Posts in: Reading

[Early book collectors] supported the lively culture of book hunting that still goes on, diminished but not dead yet, in the auction houses and antiquarian bookshops of New York, Boston and other cities.

Can this gentle, humane culture survive the attritions of social media and the carceral state? In a way, it already has.

~Anthony Grafton, in an delightful LRB review-essay of Denise Gigante’s new book. 📚



What is mobile is always the most just.

~Robert Walser. So many great sentences in Walser. 📚


Every last silly little thing has its unspeakably swift justification, its good clever grounds.

~Robert Walser in 1907, writing about the Internet 📚




Currently reading: The Battle for Your Brain by Nita A. Farahany 📚

Her contention is that control over our own inner life will become increasingly fraught in coming years, as advances in neurotech & pharma combine to create new ways of monitoring, interpreting, & responding to our brainwaves.
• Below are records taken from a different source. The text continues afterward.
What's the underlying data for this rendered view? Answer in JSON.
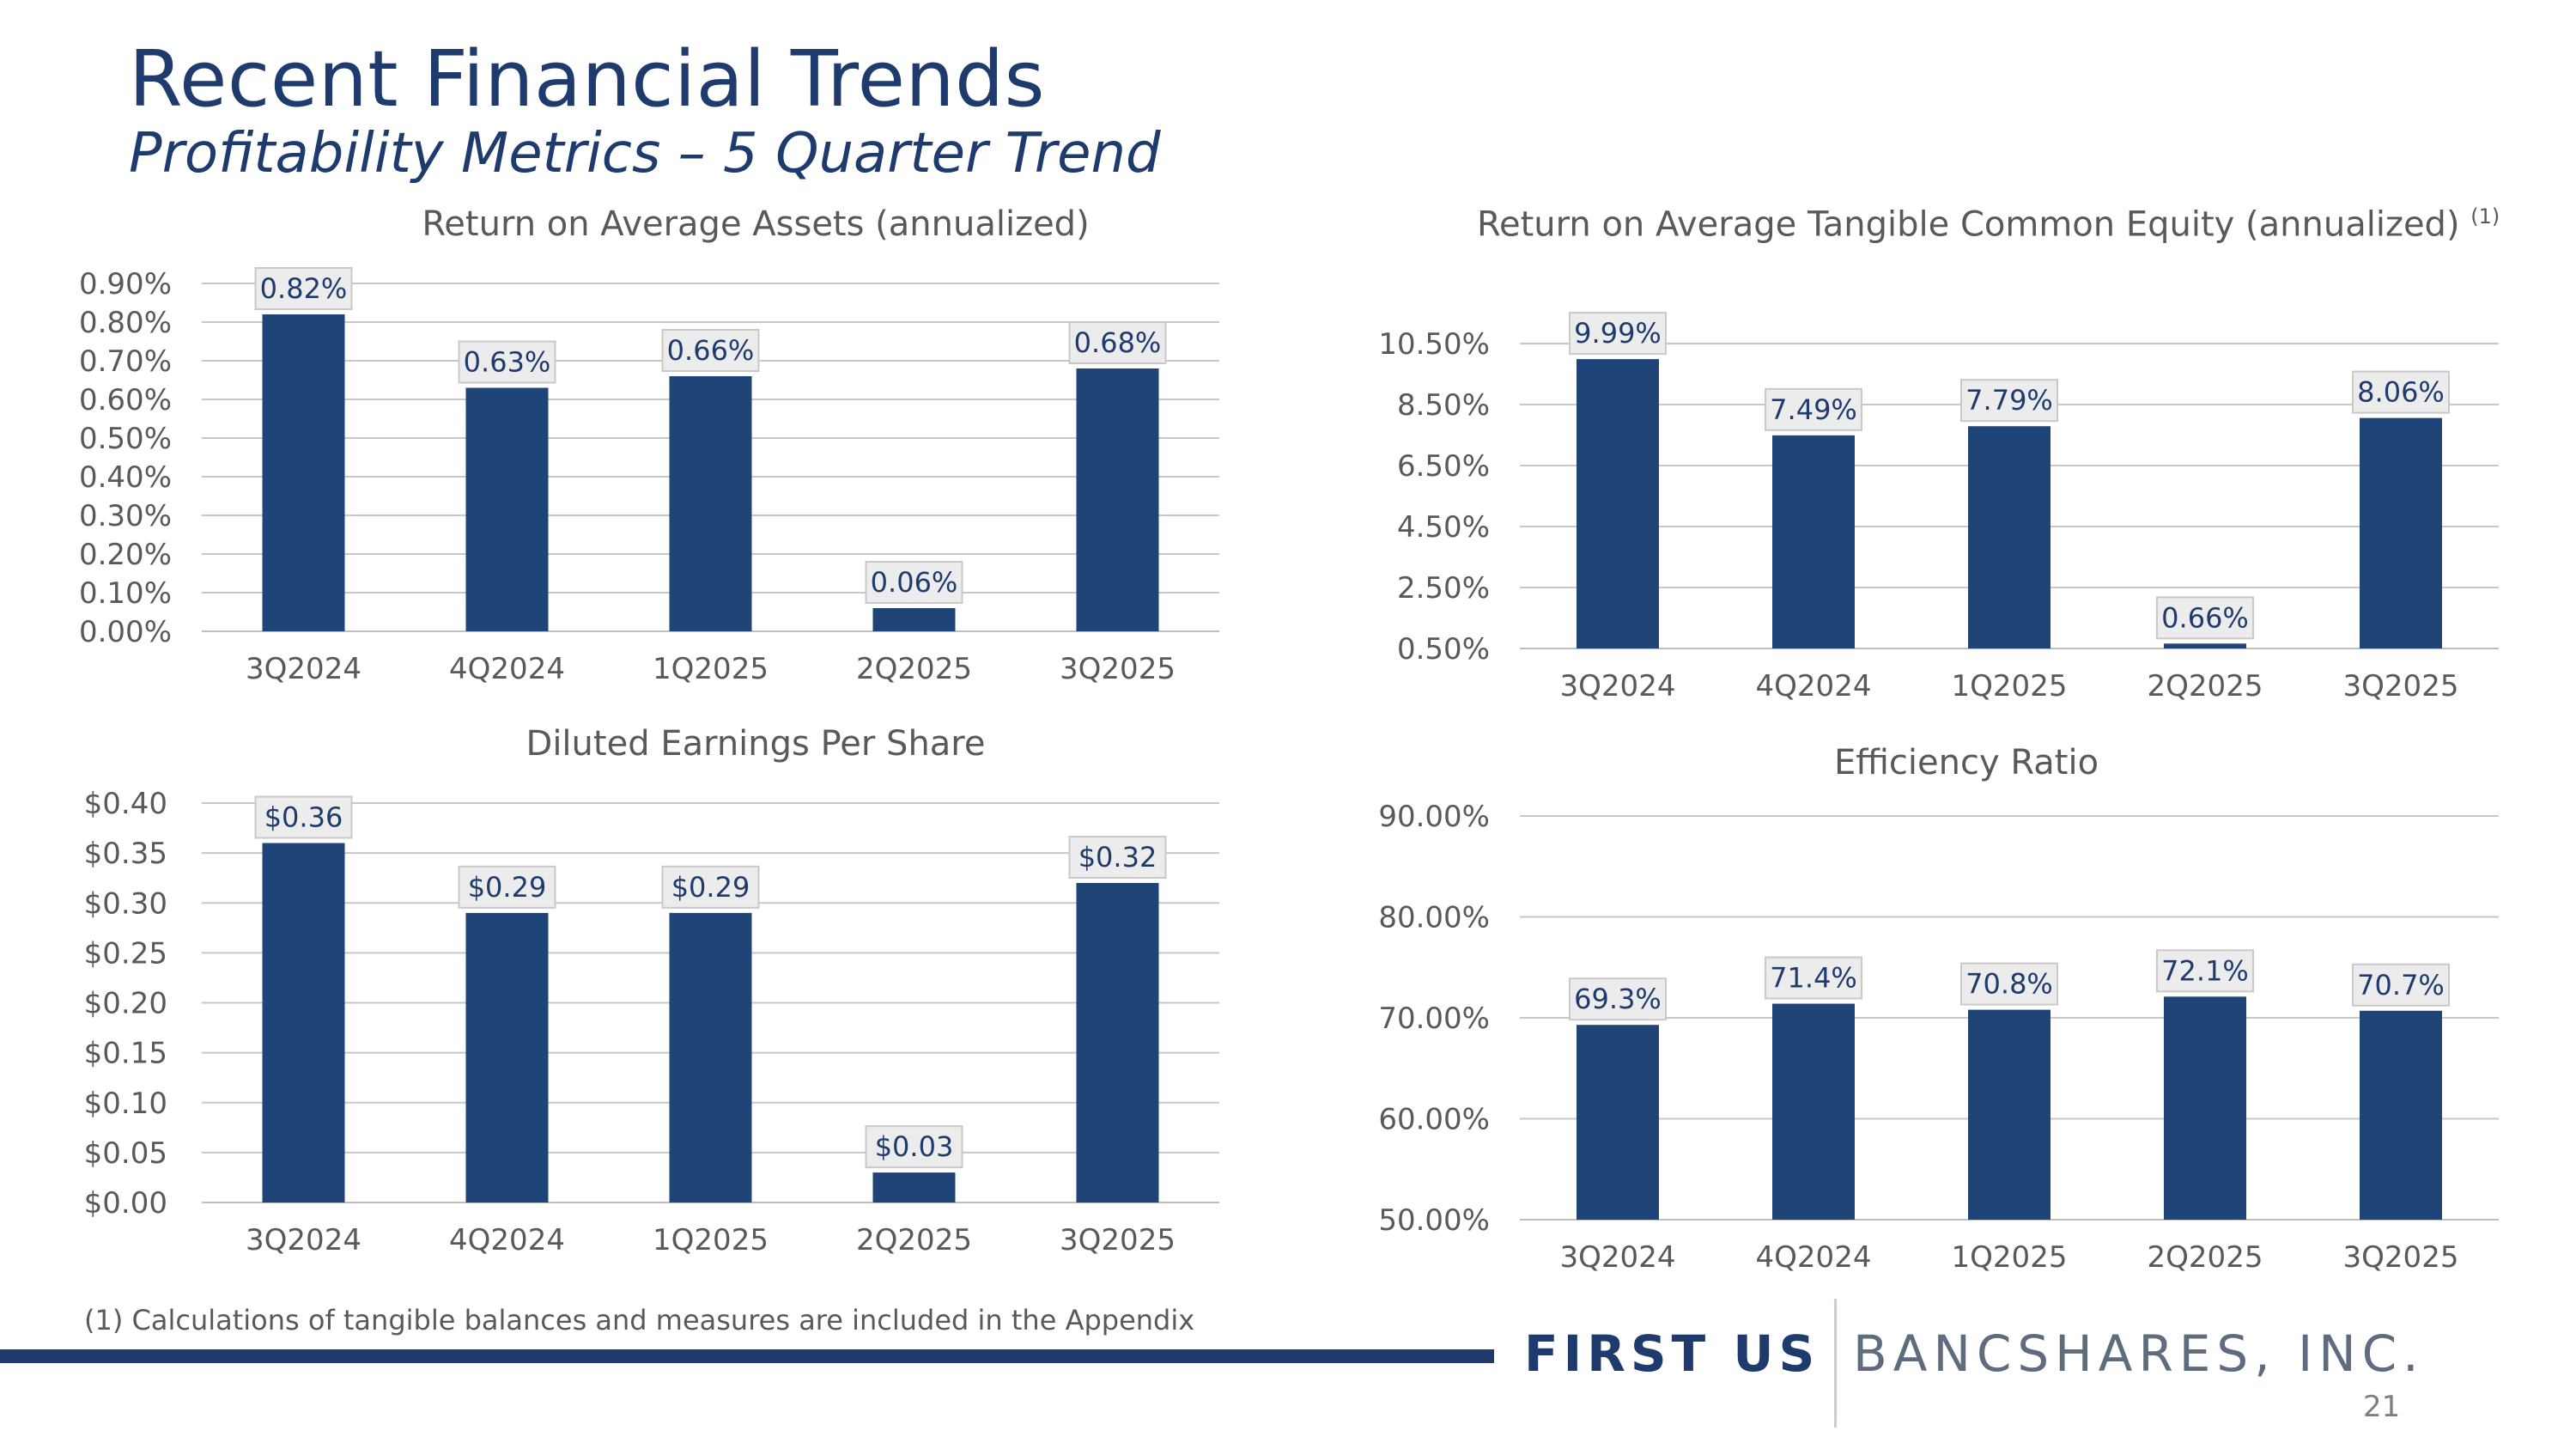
{
  "header": {
    "title": "Recent Financial Trends",
    "subtitle": "Profitability Metrics – 5 Quarter Trend"
  },
  "chart_data": [
    {
      "type": "bar",
      "title": "Return on Average Assets (annualized)",
      "categories": [
        "3Q2024",
        "4Q2024",
        "1Q2025",
        "2Q2025",
        "3Q2025"
      ],
      "values": [
        0.82,
        0.63,
        0.66,
        0.06,
        0.68
      ],
      "data_labels": [
        "0.82%",
        "0.63%",
        "0.66%",
        "0.06%",
        "0.68%"
      ],
      "yticks": [
        0.0,
        0.1,
        0.2,
        0.3,
        0.4,
        0.5,
        0.6,
        0.7,
        0.8,
        0.9
      ],
      "ytick_labels": [
        "0.00%",
        "0.10%",
        "0.20%",
        "0.30%",
        "0.40%",
        "0.50%",
        "0.60%",
        "0.70%",
        "0.80%",
        "0.90%"
      ],
      "ylim": [
        0,
        0.9
      ],
      "color": "#1f4478"
    },
    {
      "type": "bar",
      "title": "Return on Average Tangible Common Equity (annualized)",
      "title_note": "(1)",
      "categories": [
        "3Q2024",
        "4Q2024",
        "1Q2025",
        "2Q2025",
        "3Q2025"
      ],
      "values": [
        9.99,
        7.49,
        7.79,
        0.66,
        8.06
      ],
      "data_labels": [
        "9.99%",
        "7.49%",
        "7.79%",
        "0.66%",
        "8.06%"
      ],
      "yticks": [
        0.5,
        2.5,
        4.5,
        6.5,
        8.5,
        10.5
      ],
      "ytick_labels": [
        "0.50%",
        "2.50%",
        "4.50%",
        "6.50%",
        "8.50%",
        "10.50%"
      ],
      "ylim": [
        0.5,
        10.5
      ],
      "color": "#1f4478"
    },
    {
      "type": "bar",
      "title": "Diluted Earnings Per Share",
      "categories": [
        "3Q2024",
        "4Q2024",
        "1Q2025",
        "2Q2025",
        "3Q2025"
      ],
      "values": [
        0.36,
        0.29,
        0.29,
        0.03,
        0.32
      ],
      "data_labels": [
        "$0.36",
        "$0.29",
        "$0.29",
        "$0.03",
        "$0.32"
      ],
      "yticks": [
        0.0,
        0.05,
        0.1,
        0.15,
        0.2,
        0.25,
        0.3,
        0.35,
        0.4
      ],
      "ytick_labels": [
        "$0.00",
        "$0.05",
        "$0.10",
        "$0.15",
        "$0.20",
        "$0.25",
        "$0.30",
        "$0.35",
        "$0.40"
      ],
      "ylim": [
        0,
        0.4
      ],
      "color": "#1f4478"
    },
    {
      "type": "bar",
      "title": "Efficiency Ratio",
      "categories": [
        "3Q2024",
        "4Q2024",
        "1Q2025",
        "2Q2025",
        "3Q2025"
      ],
      "values": [
        69.3,
        71.4,
        70.8,
        72.1,
        70.7
      ],
      "data_labels": [
        "69.3%",
        "71.4%",
        "70.8%",
        "72.1%",
        "70.7%"
      ],
      "yticks": [
        50,
        60,
        70,
        80,
        90
      ],
      "ytick_labels": [
        "50.00%",
        "60.00%",
        "70.00%",
        "80.00%",
        "90.00%"
      ],
      "ylim": [
        50,
        90
      ],
      "color": "#1f4478"
    }
  ],
  "footer": {
    "footnote": "(1) Calculations of tangible balances and measures are included in the Appendix",
    "logo_left": "FIRST US",
    "logo_right": "BANCSHARES, INC.",
    "page_number": "21"
  }
}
I’m only a couple chapters in, but she lays out so clearly how tech is building on-ramps to this surveillance—through gamification, virtual reality, & other developments that are pitched as innocuous & “free”.


Finished reading: How Big Things Get Done by Bent Flyvbjerg 📚

For the most part, a very good and useful book on project management—research grounded in reality, presenting some useful heuristics. Fans of Taleb & Kahneman/Tversky will like it.


Currently reading: Dubliners by James Joyce 📚

Chiefly, “The Dead.” Is there a more beautiful story?